A Spiritual Mother

In Memoriam: Schema-Abbess Magdalena (Dosmanova)

Schema-Abbess Magdalena (Dosmanova) Schema-Abbess Magdalena (Dosmanova)     

It was at midnight. When in the Soviet city of Sverdlovsk (formerly Ekaterinburg) all the streets had become deserted, the sound of voices died away, and light in the windows of houses went out, in a house at Tretya Zagorodnaya Street Mother Magdalena and her eighteen disciples gathered in a big room and lit a candle. One of the sisters took a book, the others took prayer ropes. The sister was reading in a low yet sonorous voice: “To Thee the Champion Leader, the Sovereign Lady Mother of God, we sing our thanks for the appearance of Her wondrous icon…” While the Soviet city was sleeping, the mother superior and her sisters were praying.

This is how the small community of nuns of the former Novo-Tikhvin Convent and their spiritual mother would spend every night. God was with them, and the Theotokos listened to their prayers… And new sisters kept coming to Mother Magdalena despite the fact that the convent had been closed for a long time. It was because she set them on the path leading to God and the Heavenly Kingdom. July 29, 2019, marked the eighty-fifth anniversary since the repose of Schema-Abbess Magdalena (Dosmanova).

    

A nun from childhood

Mother Magdalena in her youth Mother Magdalena in her youth In pre-revolutionary Russia it was considered a special blessing of God when a child from a pious family decided to take up monasticism. This was also the case with the family of Pelagea Dosmanova, the future Mother Magdalena. When Pelagea was about twelve, her father, seeing his daughter’s love for prayer and the Lives of saints, asked her: “My little daughter, will you join a convent?” The girl replied eagerly: “Yes, I will!” And her father Stephen took her to Novo-Tikhvin Convent.

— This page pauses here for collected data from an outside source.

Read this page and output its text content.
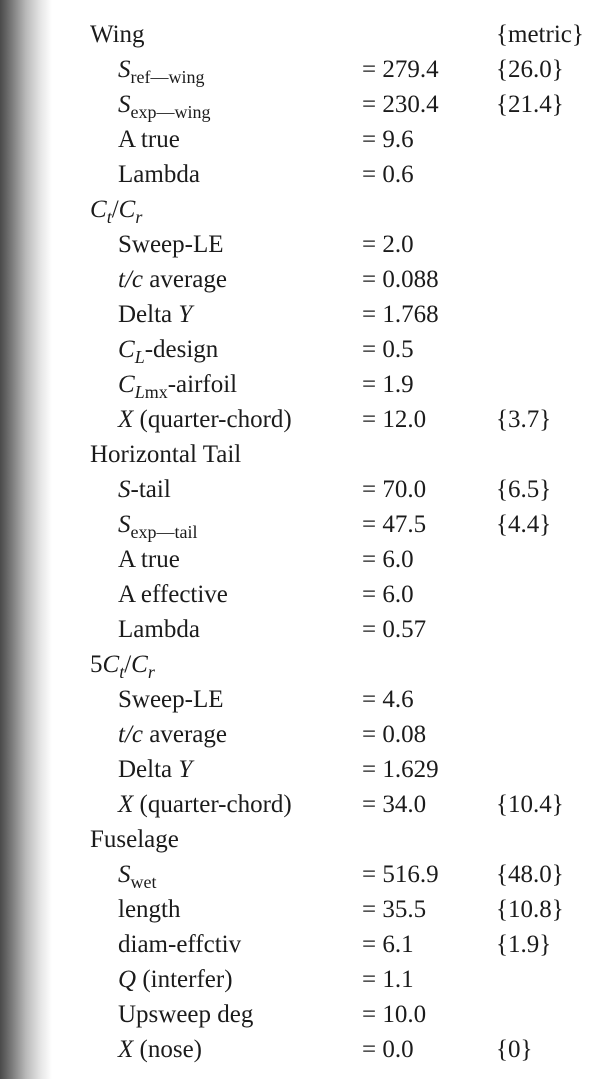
Wing	{metric}
$S_{ref—wing}$	= 279.4 {26.0}
$S_{exp—wing}$	= 230.4 {21.4}
A true	= 9.6
Lambda	= 0.6
$C_t/C_r$
Sweep-LE	= 2.0
t/c average	= 0.088
Delta Y	= 1.768
$C_L$-design	= 0.5
$C_{Lmx}$-airfoil	= 1.9
X (quarter-chord)	= 12.0	{3.7}
Horizontal Tail
S-tail	= 70.0	{6.5}
$S_{exp—tail}$	= 47.5	{4.4}
A true	= 6.0
A effective	= 6.0
Lambda	= 0.57
$5C_t/C_r$
Sweep-LE	= 4.6
t/c average	= 0.08
Delta Y	= 1.629
X (quarter-chord)	= 34.0	{10.4}
Fuselage
$S_{wet}$	= 516.9 {48.0}
length	= 35.5	{10.8}
diam-effctiv	= 6.1	{1.9}
Q (interfer)	= 1.1
Upsweep deg	= 10.0
X (nose)	= 0.0	{0}
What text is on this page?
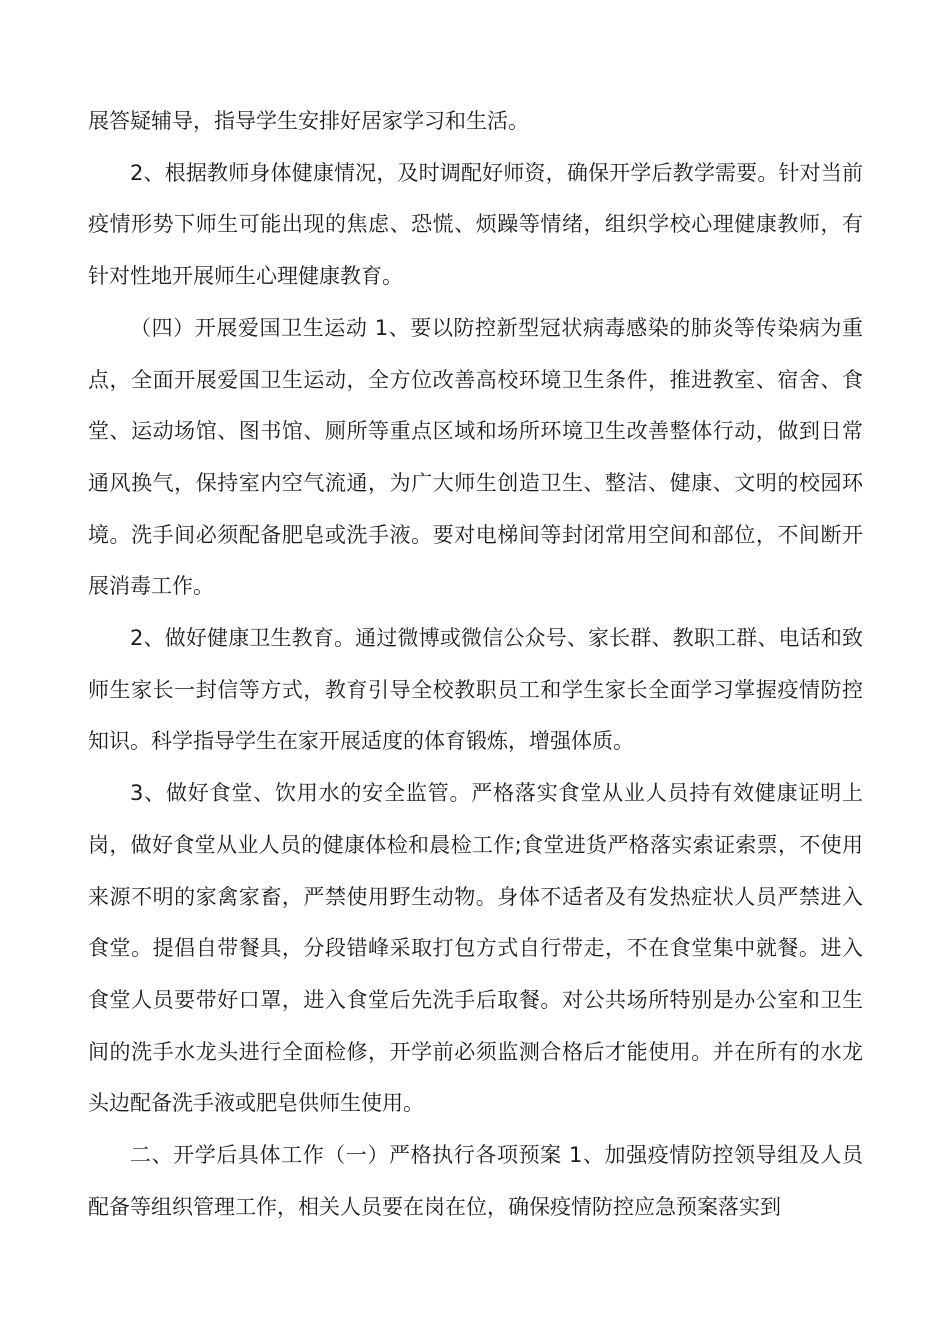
展答疑辅导，指导学生安排好居家学习和生活。

2、根据教师身体健康情况，及时调配好师资，确保开学后教学需要。针对当前疫情形势下师生可能出现的焦虑、恐慌、烦躁等情绪，组织学校心理健康教师，有针对性地开展师生心理健康教育。

（四）开展爱国卫生运动 1、要以防控新型冠状病毒感染的肺炎等传染病为重点，全面开展爱国卫生运动，全方位改善高校环境卫生条件，推进教室、宿舍、食堂、运动场馆、图书馆、厕所等重点区域和场所环境卫生改善整体行动，做到日常通风换气，保持室内空气流通，为广大师生创造卫生、整洁、健康、文明的校园环境。洗手间必须配备肥皂或洗手液。要对电梯间等封闭常用空间和部位，不间断开展消毒工作。

2、做好健康卫生教育。通过微博或微信公众号、家长群、教职工群、电话和致师生家长一封信等方式，教育引导全校教职员工和学生家长全面学习掌握疫情防控知识。科学指导学生在家开展适度的体育锻炼，增强体质。

3、做好食堂、饮用水的安全监管。严格落实食堂从业人员持有效健康证明上岗，做好食堂从业人员的健康体检和晨检工作;食堂进货严格落实索证索票，不使用来源不明的家禽家畜，严禁使用野生动物。身体不适者及有发热症状人员严禁进入食堂。提倡自带餐具，分段错峰采取打包方式自行带走，不在食堂集中就餐。进入食堂人员要带好口罩，进入食堂后先洗手后取餐。对公共场所特别是办公室和卫生间的洗手水龙头进行全面检修，开学前必须监测合格后才能使用。并在所有的水龙头边配备洗手液或肥皂供师生使用。

二、开学后具体工作（一）严格执行各项预案 1、加强疫情防控领导组及人员配备等组织管理工作，相关人员要在岗在位，确保疫情防控应急预案落实到
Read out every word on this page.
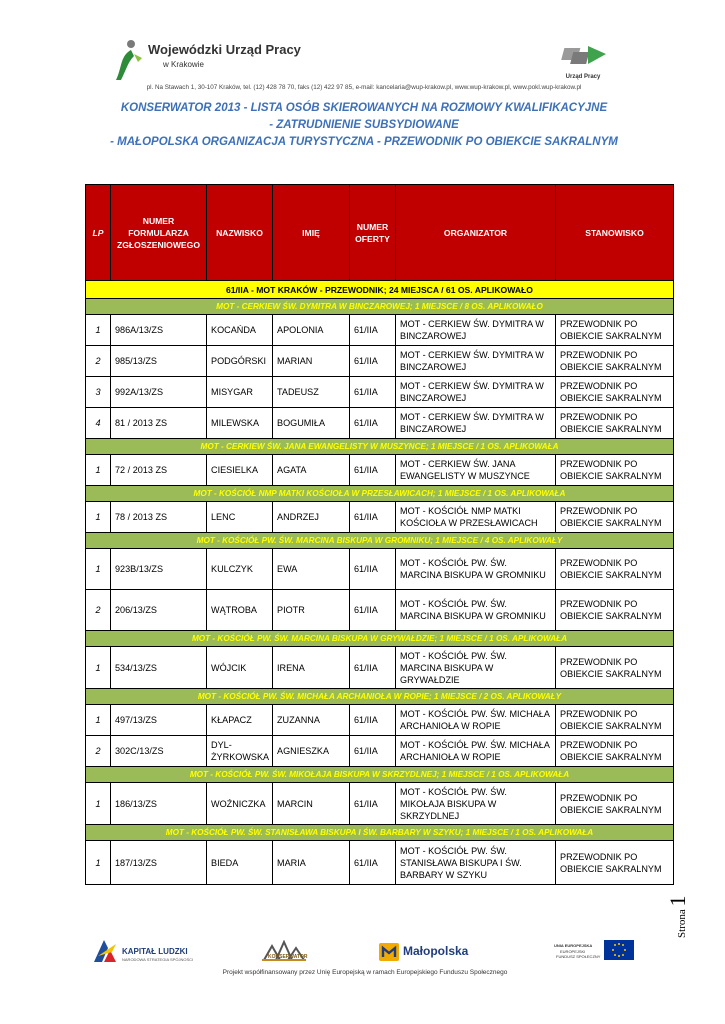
Wojewódzki Urząd Pracy
w Krakowie
Urząd Pracy
pl. Na Stawach 1, 30-107 Kraków, tel. (12) 428 78 70, faks (12) 422 97 85, e-mail: kancelaria@wup-krakow.pl, www.wup-krakow.pl, www.pokl.wup-krakow.pl
KONSERWATOR 2013 - LISTA OSÓB SKIEROWANYCH NA ROZMOWY KWALIFIKACYJNE
- ZATRUDNIENIE SUBSYDIOWANE
- MAŁOPOLSKA ORGANIZACJA TURYSTYCZNA - PRZEWODNIK PO OBIEKCIE SAKRALNYM
LP	NUMER FORMULARZA ZGŁOSZENIOWEGO	NAZWISKO	IMIĘ	NUMER OFERTY	ORGANIZATOR	STANOWISKO
61/IIA - MOT KRAKÓW - PRZEWODNIK; 24 MIEJSCA / 61 OS. APLIKOWAŁO						
MOT - CERKIEW ŚW. DYMITRA W BINCZAROWEJ; 1 MIEJSCE / 8 OS. APLIKOWAŁO						
1	986A/13/ZS	KOCAŃDA	APOLONIA	61/IIA	MOT - CERKIEW ŚW. DYMITRA W BINCZAROWEJ	PRZEWODNIK PO OBIEKCIE SAKRALNYM
2	985/13/ZS	PODGÓRSKI	MARIAN	61/IIA	MOT - CERKIEW ŚW. DYMITRA W BINCZAROWEJ	PRZEWODNIK PO OBIEKCIE SAKRALNYM
3	992A/13/ZS	MISYGAR	TADEUSZ	61/IIA	MOT - CERKIEW ŚW. DYMITRA W BINCZAROWEJ	PRZEWODNIK PO OBIEKCIE SAKRALNYM
4	81 / 2013 ZS	MILEWSKA	BOGUMIŁA	61/IIA	MOT - CERKIEW ŚW. DYMITRA W BINCZAROWEJ	PRZEWODNIK PO OBIEKCIE SAKRALNYM
MOT - CERKIEW ŚW. JANA EWANGELISTY W MUSZYNCE; 1 MIEJSCE / 1 OS. APLIKOWAŁA						
1	72 / 2013 ZS	CIESIELKA	AGATA	61/IIA	MOT - CERKIEW ŚW. JANA EWANGELISTY W MUSZYNCE	PRZEWODNIK PO OBIEKCIE SAKRALNYM
MOT - KOŚCIÓŁ NMP MATKI KOŚCIOŁA W PRZESŁAWICACH; 1 MIEJSCE / 1 OS. APLIKOWAŁA						
1	78 / 2013 ZS	LENC	ANDRZEJ	61/IIA	MOT - KOŚCIÓŁ NMP MATKI KOŚCIOŁA W PRZESŁAWICACH	PRZEWODNIK PO OBIEKCIE SAKRALNYM
MOT - KOŚCIÓŁ PW. ŚW. MARCINA BISKUPA W GROMNIKU; 1 MIEJSCE / 4 OS. APLIKOWAŁY						
1	923B/13/ZS	KULCZYK	EWA	61/IIA	MOT - KOŚCIÓŁ PW. ŚW. MARCINA BISKUPA W GROMNIKU	PRZEWODNIK PO OBIEKCIE SAKRALNYM
2	206/13/ZS	WĄTROBA	PIOTR	61/IIA	MOT - KOŚCIÓŁ PW. ŚW. MARCINA BISKUPA W GROMNIKU	PRZEWODNIK PO OBIEKCIE SAKRALNYM
MOT - KOŚCIÓŁ PW. ŚW. MARCINA BISKUPA W GRYWAŁDZIE; 1 MIEJSCE / 1 OS. APLIKOWAŁA						
1	534/13/ZS	WÓJCIK	IRENA	61/IIA	MOT - KOŚCIÓŁ PW. ŚW. MARCINA BISKUPA W GRYWAŁDZIE	PRZEWODNIK PO OBIEKCIE SAKRALNYM
MOT - KOŚCIÓŁ PW. ŚW. MICHAŁA ARCHANIOŁA W ROPIE; 1 MIEJSCE / 2 OS. APLIKOWAŁY						
1	497/13/ZS	KŁAPACZ	ZUZANNA	61/IIA	MOT - KOŚCIÓŁ PW. ŚW. MICHAŁA ARCHANIOŁA W ROPIE	PRZEWODNIK PO OBIEKCIE SAKRALNYM
2	302C/13/ZS	DYL-ŻYRKOWSKA	AGNIESZKA	61/IIA	MOT - KOŚCIÓŁ PW. ŚW. MICHAŁA ARCHANIOŁA W ROPIE	PRZEWODNIK PO OBIEKCIE SAKRALNYM
MOT - KOŚCIÓŁ PW. ŚW. MIKOŁAJA BISKUPA W SKRZYDLNEJ; 1 MIEJSCE / 1 OS. APLIKOWAŁA						
1	186/13/ZS	WOŹNICZKA	MARCIN	61/IIA	MOT - KOŚCIÓŁ PW. ŚW. MIKOŁAJA BISKUPA W SKRZYDLNEJ	PRZEWODNIK PO OBIEKCIE SAKRALNYM
MOT - KOŚCIÓŁ PW. ŚW. STANISŁAWA BISKUPA I ŚW. BARBARY W SZYKU; 1 MIEJSCE / 1 OS. APLIKOWAŁA						
1	187/13/ZS	BIEDA	MARIA	61/IIA	MOT - KOŚCIÓŁ PW. ŚW. STANISŁAWA BISKUPA I ŚW. BARBARY W SZYKU	PRZEWODNIK PO OBIEKCIE SAKRALNYM
Strona 1
KAPITAŁ LUDZKI
NARODOWA STRATEGIA SPÓJNOŚCI	KONSERWATOR	Małopolska	UNIA EUROPEJSKA
EUROPEJSKI
FUNDUSZ SPOŁECZNY
Projekt współfinansowany przez Unię Europejską w ramach Europejskiego Funduszu Społecznego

First the young novice helped at the convent’s candle factory and then in the abbess’s quarters. As years went by, she was assigned ever more difficult and important obediences, and Sister Pelagia carried out any kind of work zealously. All the nuns loved her, feeling her special spiritual power, coupled with her mildness and affection towards every single human being.

In 1893, Pelagea was tonsured and became Nun Magdalena, and two years later the sisters unanimously elected her as their abbess “by virtue of her pious life and meek, gentle spirit”, as the election act read.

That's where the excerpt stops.